Le mercredi 16 mai 2012

Proscrire l’utilisation du PIB pour mesurer la prospérité

31 août 2011 | 11h04
Mise à jour: 31 août 2011 | 16h26
 
Caroline Pailliez
Argent

L’utilisation du PIB pour mesurer la prospérité d’un pays est à bannir, estime L’Institut de recherche et d’informations socio-économiques (IRIS).

«Nous pourrions paraître très prospères selon le PIB en vendant toutes les ressources minières du Québec, mais nous serions incapables de voir que nous nous sommes considérablement appauvris pour les années à venir », affirme Philippe Hurteau, chercheur de l’IRIS.  (Photo: Reuters)

L’institut invite vivement les lecteurs à se montrer critiques vis-à-vis de certaines études, comme le Bulletin de la prospérité 2011 du Conseil du patronat du Québec, publié lundi, qui attribue la piètre note C au Québec en ce qui concerne son PIB par habitant.

« Depuis plus de dix ans, tous le monde s’entend pour dire que le PIB ne mesure pas adéquatement la prospérité. (…). Prenons un exemple : la situation des inégalités de revenu n’est aucunement prise en compte par cet indice, et ne l’est pas non plus par le Bulletin de la prospérité 2011. La croissance du PIB peut dès lors ne bénéficier qu’à une minorité d’individus et laisser stagner les autres », explique Renaud Gignac, auteur de la brochure Mesurer le progrès social : vers des alternatives au PIB, de l’IRIS.

« Il s’agit d’un indicateur de flux et non d’un indicateur de stock. Cela signifie, par exemple, qu’il mesure ce qu’on extrait comme ressources minières sans tenir compte de ce qu’il nous reste. Nous pourrions paraître très prospères selon le PIB en vendant toutes les ressources minières du Québec, mais nous serions incapables de voir que nous nous sommes considérablement appauvris pour les années à venir », ajoute Philippe Hurteau, chercheur de l’IRIS.

Depuis une vingtaine d’années, les économistes mettent au point de nouveaux indices pour mieux refléter la qualité de vie d’un pays.
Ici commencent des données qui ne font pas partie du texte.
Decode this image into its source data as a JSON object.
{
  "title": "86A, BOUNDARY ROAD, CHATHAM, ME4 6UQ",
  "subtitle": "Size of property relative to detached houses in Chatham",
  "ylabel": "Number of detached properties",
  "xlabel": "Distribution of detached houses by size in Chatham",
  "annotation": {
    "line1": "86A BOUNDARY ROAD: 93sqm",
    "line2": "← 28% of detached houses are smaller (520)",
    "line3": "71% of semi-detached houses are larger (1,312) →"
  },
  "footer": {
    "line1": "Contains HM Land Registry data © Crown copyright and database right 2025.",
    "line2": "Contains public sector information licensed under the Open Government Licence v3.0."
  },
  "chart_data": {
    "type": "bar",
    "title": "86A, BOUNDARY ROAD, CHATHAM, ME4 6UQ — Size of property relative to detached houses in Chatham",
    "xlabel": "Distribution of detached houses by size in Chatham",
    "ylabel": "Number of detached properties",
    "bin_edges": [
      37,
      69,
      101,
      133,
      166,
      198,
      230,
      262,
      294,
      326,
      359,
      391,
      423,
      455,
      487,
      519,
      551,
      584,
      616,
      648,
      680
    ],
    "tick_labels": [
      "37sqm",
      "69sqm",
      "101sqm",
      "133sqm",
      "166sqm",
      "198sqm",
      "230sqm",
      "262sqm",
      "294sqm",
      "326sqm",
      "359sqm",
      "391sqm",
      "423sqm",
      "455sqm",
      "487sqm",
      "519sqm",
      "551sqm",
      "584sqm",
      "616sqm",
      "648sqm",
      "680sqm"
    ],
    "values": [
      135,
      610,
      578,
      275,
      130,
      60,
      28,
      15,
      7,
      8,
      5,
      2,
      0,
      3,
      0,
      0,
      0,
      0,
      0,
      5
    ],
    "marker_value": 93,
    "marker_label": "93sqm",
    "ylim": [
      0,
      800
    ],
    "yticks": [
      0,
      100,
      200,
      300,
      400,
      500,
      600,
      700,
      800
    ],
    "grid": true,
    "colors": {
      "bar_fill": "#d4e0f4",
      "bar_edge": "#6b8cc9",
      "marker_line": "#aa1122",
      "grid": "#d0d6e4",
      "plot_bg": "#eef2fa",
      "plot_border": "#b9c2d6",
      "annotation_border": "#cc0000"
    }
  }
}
Ainsi, l’indice de développement humain (IDH), tient compte, en plus du PIB par habitant, de la santé et de l’éducation. Si des pays de la péninsule arabique, comme le Qatar, les Émirats Arabes Unis et le Koweït, occupent le devant de la scène en termes de PIB par habitant, ils laissent rapidement leur place en ce qui concerne l’IDH.

Réaction du CPQ

Dans un communiqué, le Conseil du patronat défend ses méthodes de calcul et juge que « l'IRIS fait preuve de mauvaise foi en se servant de la publication du Bulletin pour mousser la visibilité de sa propre étude, nuisant ainsi à sa crédibilité. »

Bien qu’il reconnaisse que la mesure du PIB par habitant ne soit pas la plus adéquate pour représenter toutes les facettes de la réalité économique d’un pays, le Conseil du patronat estime que la mesure a encore un rôle à jouer.

« Comme il est calculé de façon standard à l’échelle mondiale, il permet de comparer entre eux l’ensemble des pays et des provinces en se basant sur des critères semblables, écrit le Conseil dans un communiqué. À défaut de pouvoir recourir à un meilleur indicateur, il constitue un outil essentiel pour dresser un état de la situation économique du Québec ».

L’OCDE a annoncé ce printemps l’arrivée d’un nouvel indice, appelé Vivre mieux, qui permet de dépasser les tares de cet indicateur. Il regroupe entre autre, l’accès au logement, le revenu, l’éducation, la santé ou la satisfaction face à la vie.

Le Québec, cependant, participe difficilement à l’élaboration de nouveaux indices qui permettrait de fournir une image plus fidèle du progrès social, déplore le centre de recherche.